Another source of uncertainty is the representation of thermal conditions. In this study, near-surface air temperature from ERA5-Land was used as a proxy for atmospheric thermal forcing because continuous event-scale lake surface temperature or in situ water-temperature observations were not available for both lakes throughout 2000–2022. This choice is reasonable for describing regional atmospheric thermal transitions, as previous studies have shown that lake surface or near-surface water temperature can be statistically related to air temperature and other climatic variables [
42,
43]. However, air temperature and lake surface water temperature are not interchangeable. Lake depth, heat storage, evaporation, wind-driven mixing, and water-column stability can cause lake water temperature to respond differently from air temperature, and global lake studies have shown that lake surface warming varies markedly among lake systems [
45]. Therefore, the temperature-related effects identified here should be interpreted as atmospheric thermal-transition signals rather than direct water-temperature controls. Future work should incorporate lake surface temperature, in situ water temperature, or coupled thermal–hydrodynamic observations to better resolve the thermal mechanisms of post-bloom recovery.
Future work should combine event-based satellite indicators with higher-frequency in situ observations, especially water-column chlorophyll profiles, hydrodynamic information, and process-based ecological measurements [
31,
70]. This would help distinguish more clearly between rapid disappearance of surface bloom signals, slower decline in biomass, and broader ecological recovery. It would also help clarify how wind, temperature, precipitation, and lake-specific background jointly shape post-bloom trajectories across different types of eutrophic lakes.
6. Conclusions
This study developed an event-based remote-sensing framework to quantify operational post-bloom recovery in Lake Taihu and Lake Dianchi using long-term chlorophyll-a and bloom-area records. The results show that post-bloom recovery differed markedly between the two lakes. Lake Taihu had more recovery events and generally shorter recovery durations, whereas Lake Dianchi had fewer events but a much larger proportion of prolonged recovery episodes.

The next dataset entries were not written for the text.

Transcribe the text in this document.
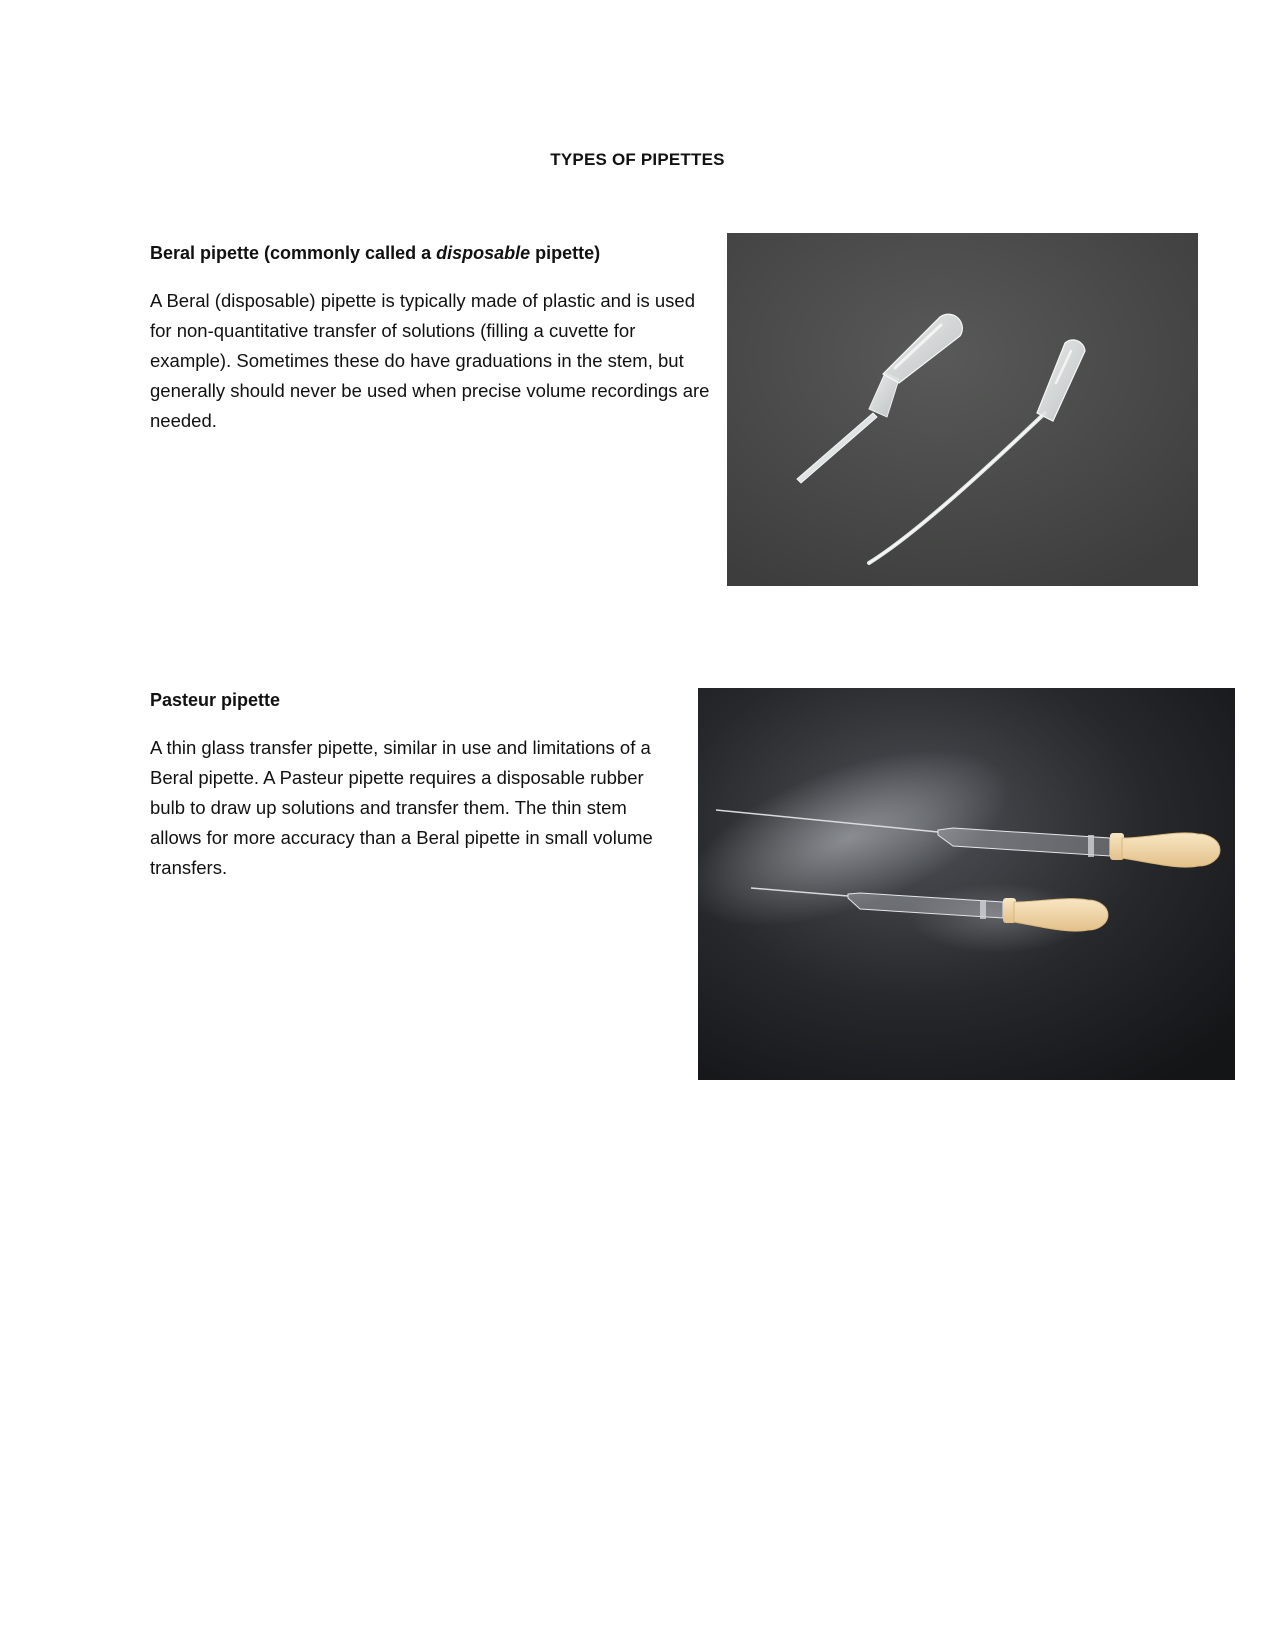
TYPES OF PIPETTES
Beral pipette (commonly called a disposable pipette)
A Beral (disposable) pipette is typically made of plastic and is used for non-quantitative transfer of solutions (filling a cuvette for example). Sometimes these do have graduations in the stem, but generally should never be used when precise volume recordings are needed.
Pasteur pipette
A thin glass transfer pipette, similar in use and limitations of a Beral pipette. A Pasteur pipette requires a disposable rubber bulb to draw up solutions and transfer them. The thin stem allows for more accuracy than a Beral pipette in small volume transfers.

The analyses further show that recovery duration was governed mainly by phase-specific meteorological transitions and lake background rather than by bloom magnitude alone. Trigger meteorology and lake identity made the largest independent contributions, and the path-based validation indicated that lake identity influenced recovery both directly and indirectly through the recovery rate of bloom area, while trigger-minus-bloom temperature change mainly acted through a direct pathway. These results indicate that post-bloom recovery is not a uniform decay process, but a lake-dependent transition shaped by both short-term forcing and persistent system background.
Overall, the study shows that remote sensing can be used to quantify not only bloom occurrence, but also the duration and structure of post-bloom recovery. This provides a practical basis for comparing lakes, interpreting bloom decline more carefully, and extending bloom assessment beyond outbreak detection alone.